Paru et édité par Stéphane Barsacq chez Albin Michel, L’Enchantement musical de Vladimir Jankélévitch réunit des textes peu connus, inédits, ou depuis longtemps inaccessibles, consacrés notamment à Liszt, Ravel, Fauré, la musique espagnole, et les génies de la musique russe.

Jankélé.jpgVladimir Jankélévitch aimait la musique. Il aimait la musique autant que la philosophie. D’ailleurs, on le connait pour ses textes sublimes sur Bergson, la mort, le pardon, le pur et l’impur. On le connait moins pour ses textes de musicologie. Néanmoins, il en écrivit plusieurs pourtant : treize furent publiés de son vivant, et deux posthumes. Le philosophe français écrivit sur Ravel, Fauré, Debussy, Ravel, Liszt.
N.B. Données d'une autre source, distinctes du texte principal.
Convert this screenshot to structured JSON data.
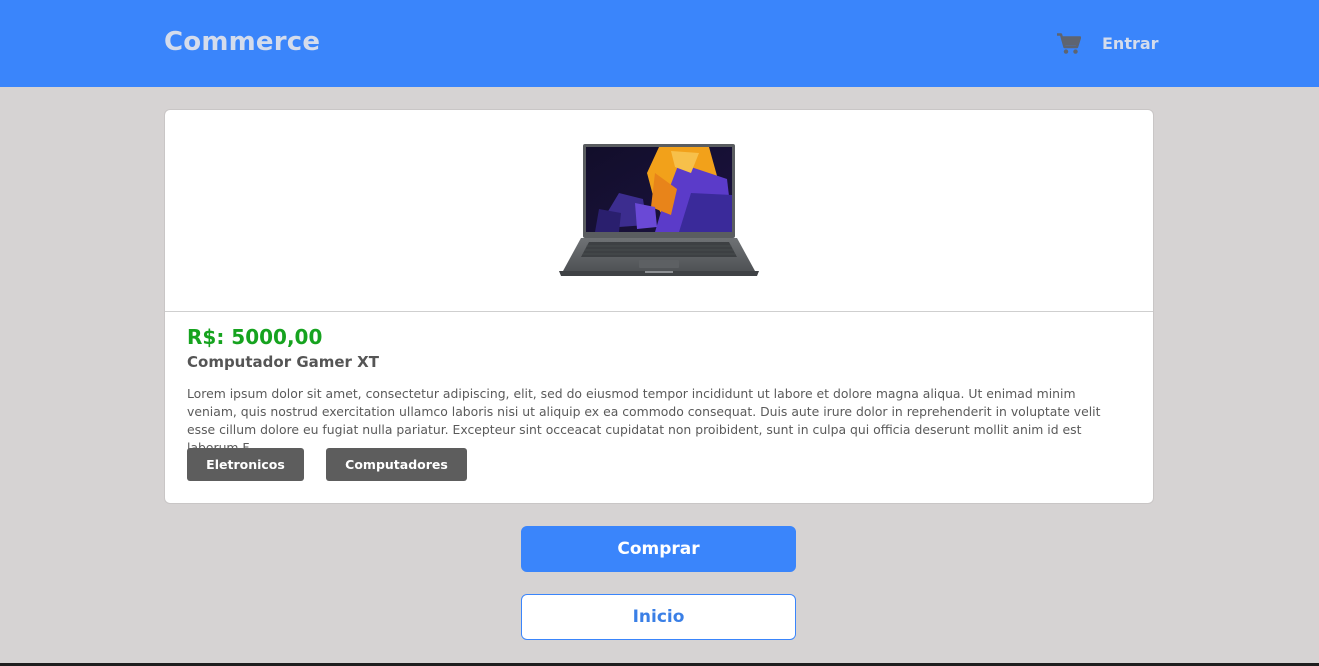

Son œuvre fut une espèce d’enrichissement musical, dans l’articulation des vérités, à la poursuite de singularités concrètes.



 

« L’idée d’une vérité qui puisse changer selon le degré de la latitude ou de la longitude était elle-même une dérision, un paradoxe, une ironie. […] Plus il y a de vérités, plus nous sommes contents, plus les hommes ont de façons différentes de chanter et de servir d’échelles différentes, plus il nous semble que s’enrichit pour nous la gamme des sensations, la possibilité d’être émus et variétés mêmes de notre émotion. »

 

Il y a donc cette grande place faite à la vérité dans l’œuvre du philosophe, mais on ignore qu’il y a une aussi grande place faite à la musique, à la variété des émotions, et à la gamme des sensations. Car, à la lecture du régime de correspondance auquel Vladimir Jankélévitch aima toujours se tenir, dans ces compte-rendus de concerts ou de festivals, ces évocations particulières et poétiques des musiciens chers à son cœur, c’est toute la connivence de pensée entre la philosophie et la musique que l’on retrouve avec bonheur ; son enfance musicale, et les rudiments de piano qu’il apprit par-dessus l’épaule de sa sœur.

 

«J’ai commencé à jouer du piano en cachette, quand ma sœur aînée, qui était déjà virtuose, n’était pas là […]. »

 

Je vois un double mérite de ce nouveau recueil de textes inédits, rassemblés par Françoise Schwab et Jean-Marie Bohm, et édité par Stéphane Barsacq : d’abord, celui de nous donner à connaître des méditations ininterrompues du philosophe sur les musiciens et la musique qu’il affectionnait ; mais, plus encore, c’est un bel hommage au musicien lui-même, Vladimir Jankélévitch, celui qui se cachait au fond de son cœur et de son âme, ce mélomane pratiquant la musique tous les jours, ce poète-philosophe, qui se transformait en lecteur au piano, transformant le passe-temps en une expérience unique de l’ineffable de la vie, celle de vivre l’instant en poète ; voilà quelques souvenirs mis en mots de ces instants volés, ces moments d’enchantement musical, que Jankélévitch nous sert avec l’humilité et le talent qu’on lui connaît par ailleurs.

 

Bien sûr, mieux que la philosophie, qui ne sert à rien, la musique est un moyen unique, selon le philosophe français, d'exprimer l'ineffable, l"indicible, écrivait-il dans son ouvrage Quelque part dans l'inachevé. Elle exprime l'instant, la sublime évidence de l'événement qui échappe à la restriction par le mot, la réduction par temps :

 

« La musique, à la différence du langage, n'est pas entravée par la communication du sens préexistant qui déjà leste les mots ; aussi peut-elle toucher directement le corps et le bouleverser, provoquer la danse et le chant, arracher magiquement l'homme à lui-même. Les plis et replis du souci s'effacent d'un seul coup dès que chantent les premières mesures de la sonate ou de la symphonie [ou du quatuor]. Les fronts ridés redeviennent lisses et unis comme le front d'un petit enfant. La musique fait oublier le temps vide, et rend de même insensible le temps de la morosité introspective : c'est le remède miracle pour les hommes malades d'ennui. Une sorte d'exaltation soulève parfois l'auditeur et semble le transfigurer, l'arracher momentanément à la pesanteur ; il est devenu tout élan et toute lévitation. Auditeur et créateur, ils participent, chacun à sa manière, de cet élan commun. Une sublime évidence éclate soudain quand le temps maudit, tâtonnant, laborieux, le temps de l'impatience et de l'expectative, est touché par la grâce de la temporalité enchantée. »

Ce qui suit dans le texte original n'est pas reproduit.